The character drama, on the other , mostly comes from Jory, who seems like a particularly fraught person, and who has leaned on his brother for most of his life—but as he tells his new girlfriend in a monologue, he has long suspected that there’s some secret resentment in their relationship. When Stuart disappears for a week after starting at NORCO, Jory becomes a paranoid, twitchy mess, worried that someone has been breaking into the motel room he and Stuart were sharing (saying that he detected a “deadly sweet scent”), and it leads to a good mid-episode twist when Stuart appears again, after the audience has already seen his body taken away on a slab. Stuart and Jory’s conversation plays on the resentment that the younger brother feared, although it’s difficult to tell if Stuart telling Jory to remove himself from his life comes from a genuine change in character or is Stuart’s attempt to protect his brother—the whole argument, with the constant sound of a filling bathtub in the background, is full of tension and leads to a payoff that is both surprising and unsurprising, some great teamwork from Stefano and Oswald.

This is where all the things at NORCO begin to fall apart, as the accidental destruction of Stuart’s pacemaker in the argument attracts the attention of the police, led by detective Siroleo (the late, great Ed Asner), who becomes suspicious when the stories told by Jory and the coroner tell him that Stuart’s pacemaker had to been implanted very recently. Siroleo takes a trip to NORCO, where Bloch and Linden are friendly enough but unwilling to share much information, but Linden eventually cracks under the strain of witnessing, and participating in, so much death—eventually she shoots Dr. Bloch with his own gun, one last act of violence that seems to break her completely, leaving her to almost willingly embrace her “punishment” by the climactic release of the energy monster. I guess the weirdest thing about this climax is how little involvement Jory has in it—after being the focus for so much of the episode, we spend most of the finale with Siroleo instead. While Jory does appear at the end—after parking outside NORCO with his girlfriend, he becomes so overcome with anger that decides to break in and confront the people who caused his brother’s death—it’s only after much of the action has taken place.

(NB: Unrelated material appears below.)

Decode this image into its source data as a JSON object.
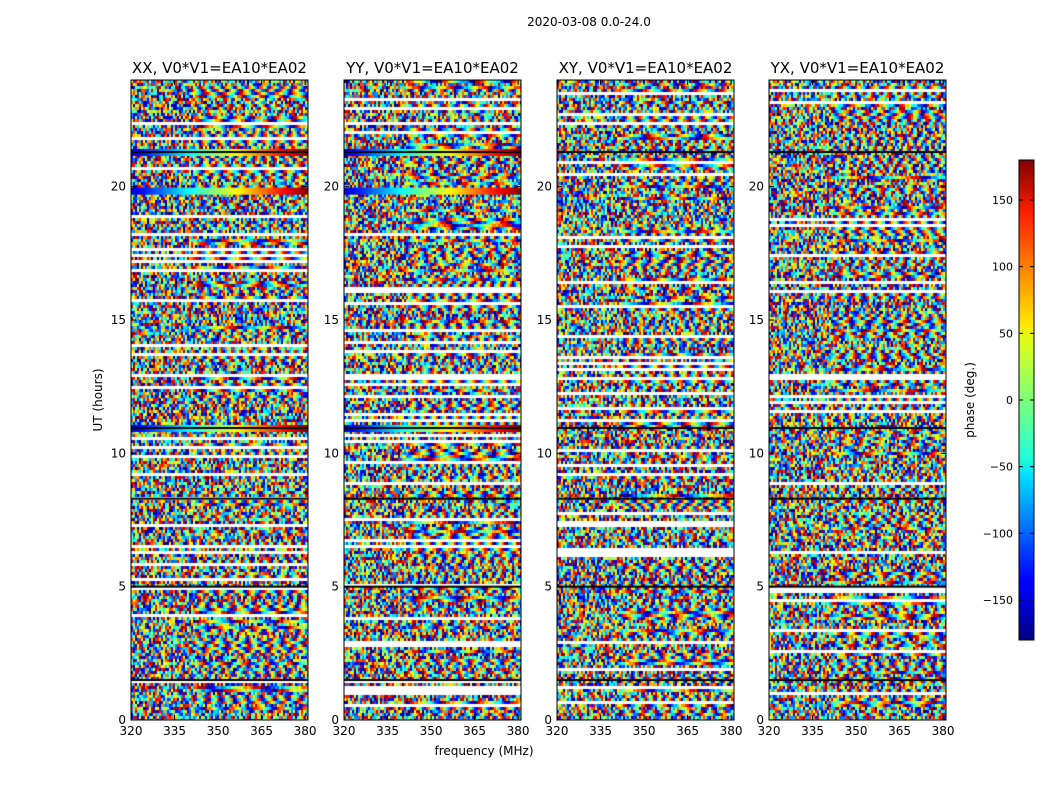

There’s some storytelling logic to this decision—there’s no way NORCO would have let Jory in after a confrontation with security earlier in the episode—it’s still not the kind of traditional character conclusion you’d expect from a story like this. I guess what Jory sort of represents in the story is the kind of random X Factor that causes its dissolution—he was the non-dependant dependant, the thing that Dr. Bloch was trying desperately to avoid in order to keep his study of the energy being going.

There’s also a very random feeling to the monster, which came out of nowhere, has no known point of origin, and even by the end is little understood by any of the characters involved. The story does not end with its destruction or removal, just its continual containment, and the Control Voice reminds us in his closing remarks about the Conservation of Energy Law, mentioned so frequently in the episode. The energy being exists, and it cannot be destroyed, no matter how much Dr. Linden and the staff at NORCO (aside from Dr. Bloch) tried—it can only be “controlled, channelled for good, held isolated from evil…and somehow lived with peaceably.” This seems like an interesting way to look at a monster story like this, where the monstrous is an unmovable fact of reality, and it is only what we do with it that matters—it could be used for violence, as it done here, but there is still a possibility that it could lead us elsewhere, maybe help us better understand our universe. This is not the wholly antagonistic threat we saw in “Corpus Earthling”, and not a thing that should necessarily fill us with dread—although some dread is probably still allowed. In the end, though, it exists, and we’re just going to have to deal with it.